Pouco tempo depois que eu saí da casa, consegui ver de longe o ferreiro chegar com os guardas reais, eu não o culpo, o discurso da princesa realmente foi bem convincente, eu no lugar dele talvez tivesse feito o mesmo.
Eu corria entre as ruelas do vilarejo até alcançar a estrada que me levaria até Gerda, esse era o caminho que minha adaga apontava para Lia. No final daquele dia eu já estava na cidade, me refugiei no beco, ali ninguém faria fofocas sobre um estranho.
No dia seguinte eu precisava continuar minha jornada, mas um receio me bateu quando vi a direção que a adaga apontava, ela me mandava ir direto para o deserto.
Eu precisava de conselho, por isso chamei por Ani, talvez ela conseguisse me ajudar para onde eu deveria ir, ou então em como atravessar o deserto sem ser morto.
A Lua estava alta no céu noturno, eu já estava desistindo de chamar a mulher, mesmo tendo usado a forma de magia que ela me ensinou. Quando sentei no chão, a voz da mulher soou do outro lado da ruela.
– Que urgência toda é essa para me chamar a essa hora? – A expressão da mulher não era nada contente. – Além do mais, o que você está fazendo aqui?
A mulher parecia meio espantada e desapontada em me ver, como se não esperasse que eu a contatasse novamente, fiquei me questionando o porque daquilo.
– Longa história, mas resumindo eu precisei fugir da floresta, estou indo atrás da Lia, mas a adaga me aponta na direção do deserto, nenhum homem de Dakar jamais conseguiu voltar vivo dali.
– E o que eu tenho haver com isso, não era para você seguir a garota, era para... bem não importa agora, o que você quer de mim?

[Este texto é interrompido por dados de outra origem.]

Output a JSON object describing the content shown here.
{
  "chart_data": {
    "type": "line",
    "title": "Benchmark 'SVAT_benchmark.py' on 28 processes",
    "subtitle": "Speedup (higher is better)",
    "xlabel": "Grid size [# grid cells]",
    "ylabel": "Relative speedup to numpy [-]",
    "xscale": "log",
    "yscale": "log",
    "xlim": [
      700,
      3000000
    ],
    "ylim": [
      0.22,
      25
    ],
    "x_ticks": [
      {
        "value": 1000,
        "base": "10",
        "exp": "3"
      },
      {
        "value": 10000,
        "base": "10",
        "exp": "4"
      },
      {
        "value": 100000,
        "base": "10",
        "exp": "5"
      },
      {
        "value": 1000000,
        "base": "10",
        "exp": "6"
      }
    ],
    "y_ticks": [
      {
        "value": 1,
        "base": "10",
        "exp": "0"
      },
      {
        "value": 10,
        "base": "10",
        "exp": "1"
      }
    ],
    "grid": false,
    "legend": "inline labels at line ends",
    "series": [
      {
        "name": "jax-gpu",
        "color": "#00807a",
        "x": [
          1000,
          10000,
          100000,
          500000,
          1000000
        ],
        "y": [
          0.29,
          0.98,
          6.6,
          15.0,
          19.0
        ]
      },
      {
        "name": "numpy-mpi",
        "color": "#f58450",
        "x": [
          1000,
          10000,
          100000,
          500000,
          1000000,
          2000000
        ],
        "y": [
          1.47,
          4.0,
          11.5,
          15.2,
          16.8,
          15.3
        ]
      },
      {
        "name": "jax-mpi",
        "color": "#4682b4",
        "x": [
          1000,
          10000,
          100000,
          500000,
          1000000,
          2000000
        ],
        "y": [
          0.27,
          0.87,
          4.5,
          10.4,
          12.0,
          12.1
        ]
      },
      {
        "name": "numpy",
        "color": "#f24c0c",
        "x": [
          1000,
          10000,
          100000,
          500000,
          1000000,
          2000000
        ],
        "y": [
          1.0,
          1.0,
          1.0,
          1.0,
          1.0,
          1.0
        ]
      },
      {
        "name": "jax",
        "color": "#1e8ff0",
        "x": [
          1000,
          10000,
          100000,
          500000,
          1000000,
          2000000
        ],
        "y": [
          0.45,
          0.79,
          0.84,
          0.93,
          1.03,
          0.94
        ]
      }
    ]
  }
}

– Quero saber qual caminho eu tomo para chegar até onde ela está, pensei que talvez você pudesse me ajudar.
A mulher fica pensativa com a minha pergunta, vejo o seu rosto que tinha a expressão de desagrado ficar mais suave.
– Se tem várias formas de atravessar o deserto, mas a mais rápida é seguir em linha reta.

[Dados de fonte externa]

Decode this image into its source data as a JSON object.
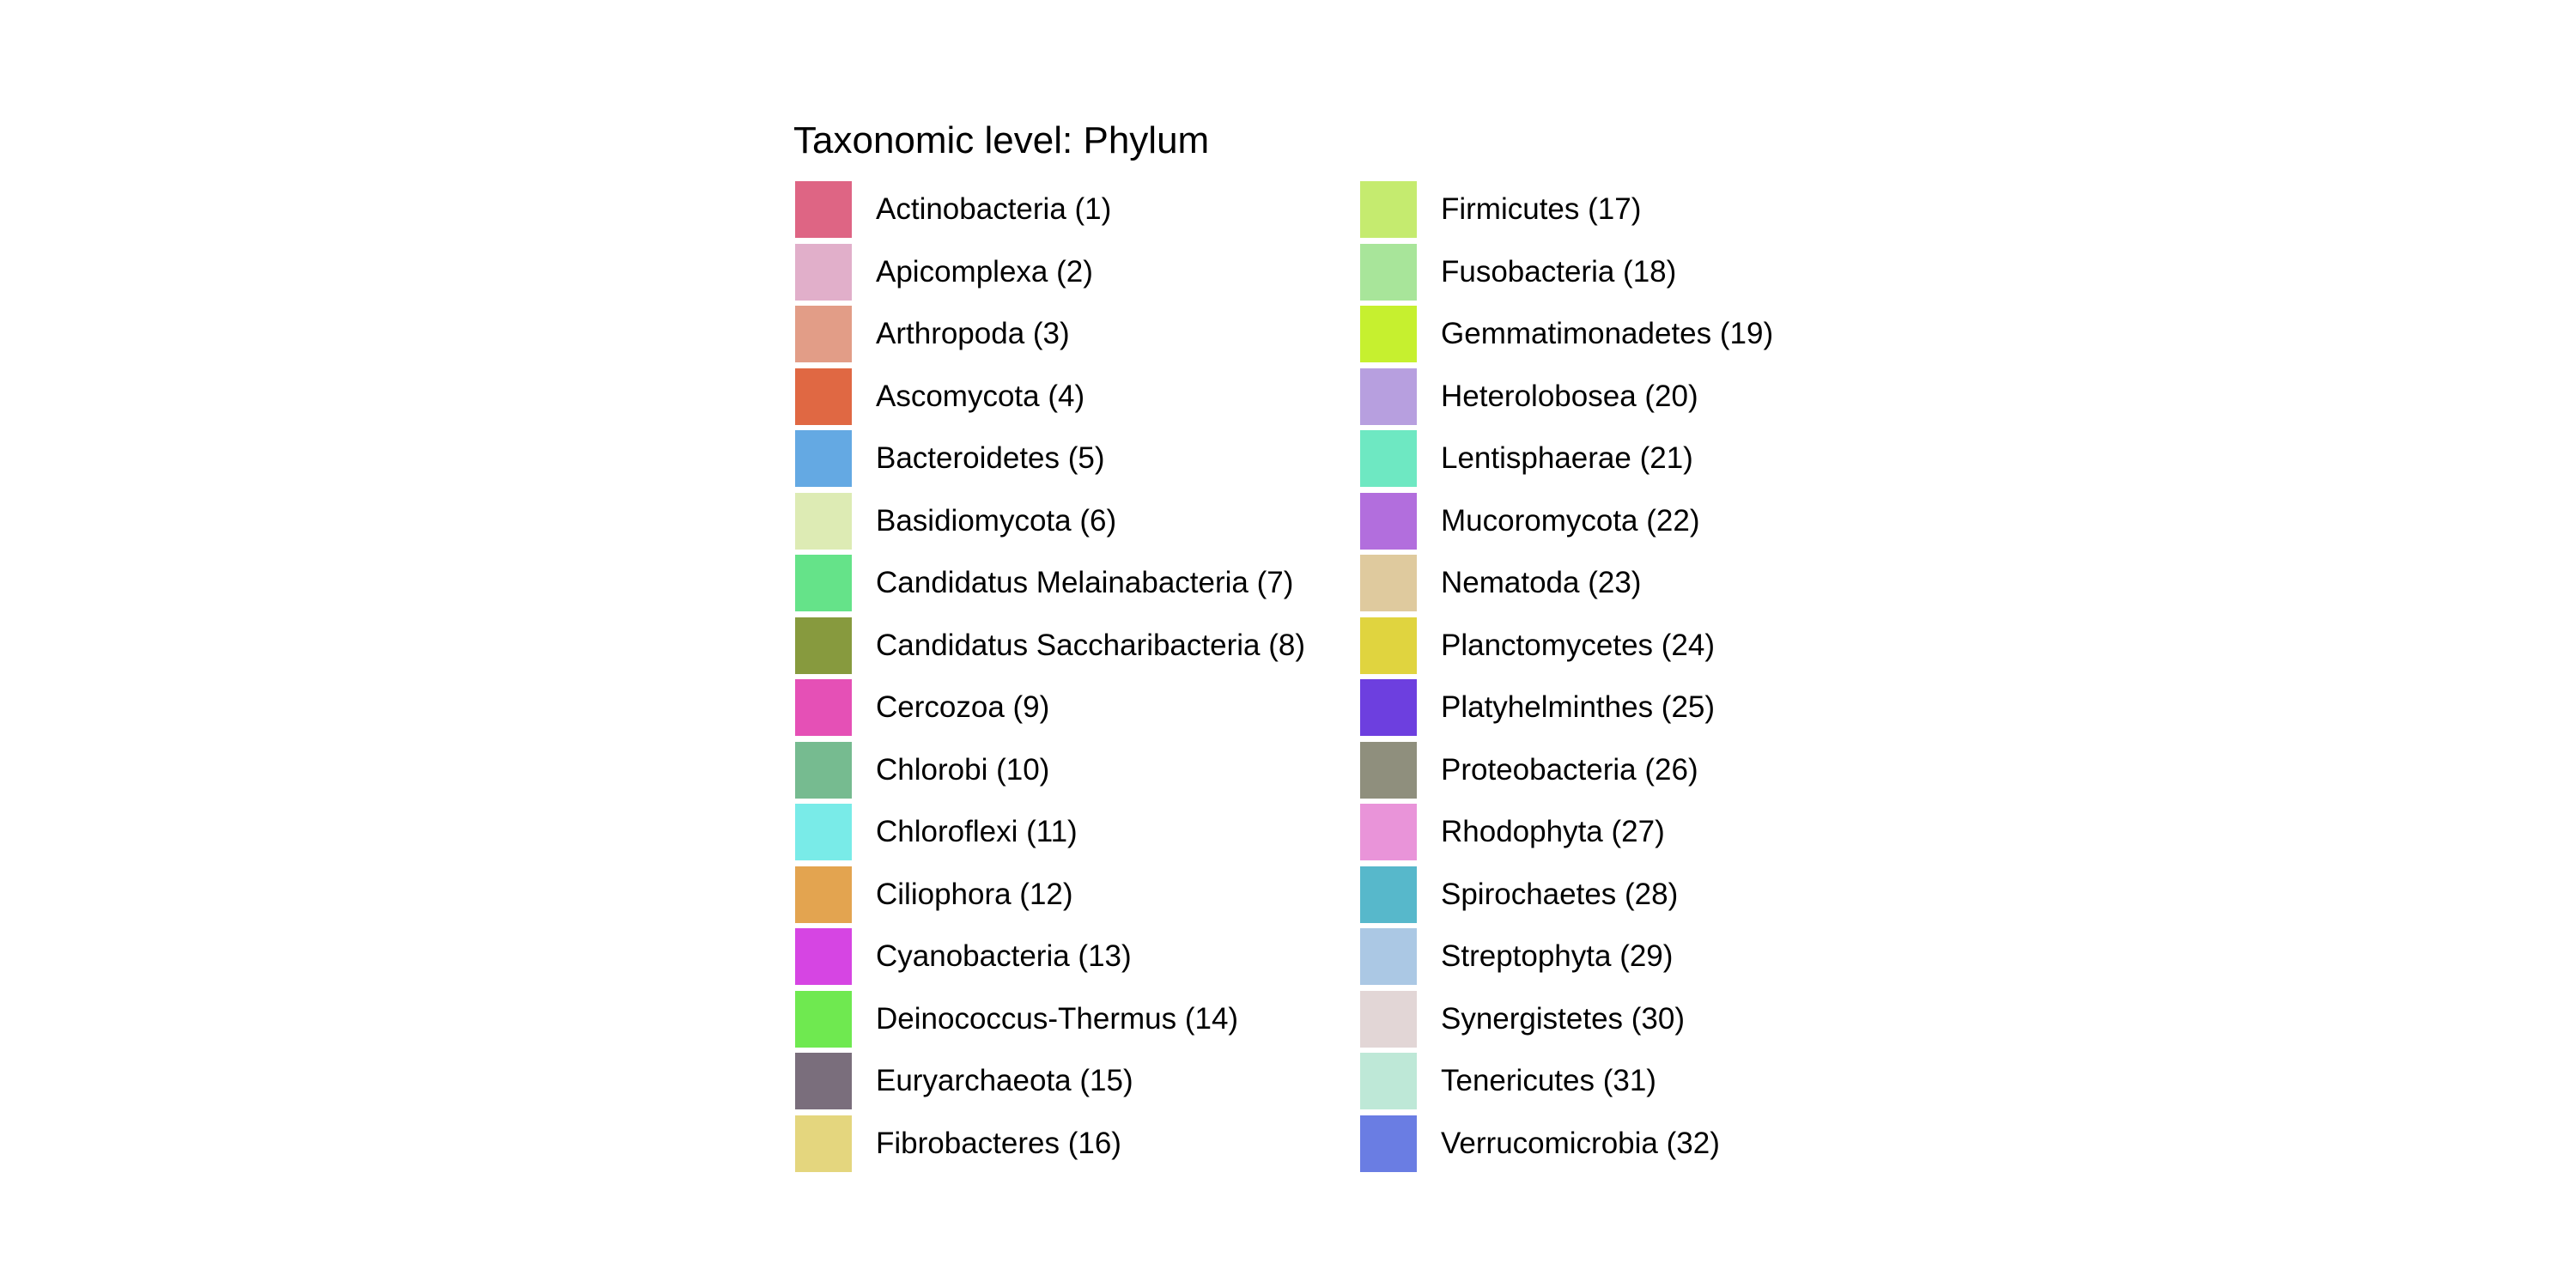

Ela mal acaba de falar e já começa a desaparecer pela ruela abaixo, não me dando tempo de agradece-la ou de fazer qualquer outra pergunta. Ani estava estranha, não era a mesma pessoa que me encontrou das outras vezes.
No dia seguinte não tardei a me levantar, caminhei pelas ruas de Gerda antes que o sol nascesse, precisava sair das terras de Dakar o quanto antes. Algumas horas depois, eu estava na fronteira com o deserto, olhei uma última vez para a paisagem atrás de mim e então, decidi enfrentar aquele lugar escaldante e desconhecido, seguindo o conselho de Ani tinha me dado.